Construction of world’s longest crude oil pipeline begins in TZ

Work on the Mombasa-Nairobi oil pipeline – a Vision 2030 flagship project – started in July 2014. PHOTO/FILE
The pipeline is expected to move 216,000 barrels of oil per day. PHOTO/FILE
Tanzania and Uganda have jointly launched construction works for a $3.55 billion (Sh355 billion) heated oil pipeline to pump the latter’s crude oil to the global markets in three years.

The pipeline project, which is being undertaken by Total SA, kicked off in earnest on August 5 after Tanzania’s president John Magufuli and his Ugandan equivalent Yoweri Museveni laid its foundation stone at Chongoleani peninsula, near the Tanga port in Tanzania.

The two leaders are expected to launch works for the project at Hoima by end of the year.

At 1,445 kilometres, the Uganda-Tanzania crude oil pipeline will be “the longest electrically heated crude oil pipeline in the world,” according to Adewale Fayemi, Total country manager for Uganda.

“It’s a record,” Mr Fayemi told Reuters in a recent interview, adding that the facility will open a new phase of economic development in East Africa on its completion in 2020.

The Uganda-Tanzania crude oil pipeline will be heated so as to keep the highly gummy crude liquid enough to flow. The facility will move Uganda’s crude oil from Kabaale, in the western Hoima region, to Chongoleani in Tanzania.

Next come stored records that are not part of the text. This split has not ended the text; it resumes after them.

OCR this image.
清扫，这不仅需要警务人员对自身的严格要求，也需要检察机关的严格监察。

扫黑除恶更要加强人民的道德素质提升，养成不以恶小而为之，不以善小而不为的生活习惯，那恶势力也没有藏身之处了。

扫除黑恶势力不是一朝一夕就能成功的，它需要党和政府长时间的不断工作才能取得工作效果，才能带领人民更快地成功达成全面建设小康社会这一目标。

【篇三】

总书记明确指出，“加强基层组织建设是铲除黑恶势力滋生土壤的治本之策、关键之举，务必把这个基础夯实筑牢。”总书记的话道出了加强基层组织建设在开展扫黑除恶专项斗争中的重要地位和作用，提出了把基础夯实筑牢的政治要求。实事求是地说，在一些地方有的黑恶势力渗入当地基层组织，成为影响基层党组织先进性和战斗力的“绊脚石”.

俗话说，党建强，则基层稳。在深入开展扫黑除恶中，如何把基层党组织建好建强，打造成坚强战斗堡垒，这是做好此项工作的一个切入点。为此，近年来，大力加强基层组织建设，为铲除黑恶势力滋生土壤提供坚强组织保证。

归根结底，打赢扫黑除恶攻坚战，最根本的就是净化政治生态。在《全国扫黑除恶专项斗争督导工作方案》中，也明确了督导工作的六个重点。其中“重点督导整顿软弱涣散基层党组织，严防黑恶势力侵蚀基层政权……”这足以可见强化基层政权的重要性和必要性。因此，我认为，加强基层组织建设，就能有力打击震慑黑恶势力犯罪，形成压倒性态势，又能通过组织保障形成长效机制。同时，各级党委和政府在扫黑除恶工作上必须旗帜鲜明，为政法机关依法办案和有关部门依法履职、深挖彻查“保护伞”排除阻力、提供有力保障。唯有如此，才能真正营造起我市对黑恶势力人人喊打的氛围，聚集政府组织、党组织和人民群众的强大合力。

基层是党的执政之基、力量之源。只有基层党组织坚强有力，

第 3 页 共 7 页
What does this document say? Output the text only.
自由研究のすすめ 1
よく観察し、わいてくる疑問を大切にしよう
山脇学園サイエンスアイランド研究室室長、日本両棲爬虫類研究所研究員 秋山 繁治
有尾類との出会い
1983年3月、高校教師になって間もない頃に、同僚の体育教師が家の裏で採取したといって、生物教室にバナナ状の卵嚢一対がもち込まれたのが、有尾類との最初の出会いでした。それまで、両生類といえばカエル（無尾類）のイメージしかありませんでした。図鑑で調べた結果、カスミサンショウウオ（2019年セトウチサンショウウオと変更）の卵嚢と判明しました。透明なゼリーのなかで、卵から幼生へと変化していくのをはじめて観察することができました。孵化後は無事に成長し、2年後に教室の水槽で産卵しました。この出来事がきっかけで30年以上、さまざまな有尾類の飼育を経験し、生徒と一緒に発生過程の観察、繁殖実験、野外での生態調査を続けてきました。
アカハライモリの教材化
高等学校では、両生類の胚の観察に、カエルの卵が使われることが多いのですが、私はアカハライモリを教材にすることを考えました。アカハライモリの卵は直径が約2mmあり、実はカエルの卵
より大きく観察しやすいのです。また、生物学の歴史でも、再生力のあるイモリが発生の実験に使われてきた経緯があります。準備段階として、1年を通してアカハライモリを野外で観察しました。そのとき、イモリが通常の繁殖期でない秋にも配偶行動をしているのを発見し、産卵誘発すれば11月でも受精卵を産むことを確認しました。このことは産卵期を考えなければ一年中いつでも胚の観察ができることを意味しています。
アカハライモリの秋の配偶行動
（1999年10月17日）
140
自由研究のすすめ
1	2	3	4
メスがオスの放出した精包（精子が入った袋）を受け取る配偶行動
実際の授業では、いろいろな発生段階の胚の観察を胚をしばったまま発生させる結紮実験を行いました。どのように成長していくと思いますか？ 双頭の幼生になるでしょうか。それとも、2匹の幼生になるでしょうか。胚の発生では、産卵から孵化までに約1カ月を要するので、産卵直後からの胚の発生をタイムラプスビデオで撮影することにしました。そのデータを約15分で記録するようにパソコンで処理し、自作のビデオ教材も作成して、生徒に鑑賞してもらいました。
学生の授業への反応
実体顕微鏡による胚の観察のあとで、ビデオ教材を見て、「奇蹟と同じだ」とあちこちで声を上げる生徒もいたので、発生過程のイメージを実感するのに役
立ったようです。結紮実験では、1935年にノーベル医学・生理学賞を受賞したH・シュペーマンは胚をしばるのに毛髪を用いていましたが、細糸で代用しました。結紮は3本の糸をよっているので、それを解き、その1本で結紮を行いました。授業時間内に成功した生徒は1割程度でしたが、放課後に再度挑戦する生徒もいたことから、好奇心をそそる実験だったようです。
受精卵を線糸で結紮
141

The 24-inch diameter pipeline is expected to move 216,000 barrels of oil per day at a cost of $12.2 (about Sh1260) per barrel. This will save Uganda $3.7 (Sh385) per barrel compared to an earlier plan to build a pipeline from Hoima to Lamu in Kenya at a cost of $5 billion (Sh520 billion).

Following Uganda’s decision to take the Tanzania route, Kenya will now build a Sh2.1 billion pipeline covering 855 kilometres from South Lokichar in Turkana to the port of Lamu.

READ: Kenya, Uganda to build world’s longest heated oil pipeline

Details of financing of the Uganda-Tanzania crude oil pipeline are still not clear, but Total – which is one of the owners of Uganda oilfields, together with China’s Cnooc and Britain’s Tullow Oil – had earlier indicated that it was willing to fund the project.

Uganda’s crude reserves, which were discovered at Hoima in 2006, are estimated at 6.5 billion barrels, while recoverable reserves are likely between 1.4 billion and 1.7 billion barrels.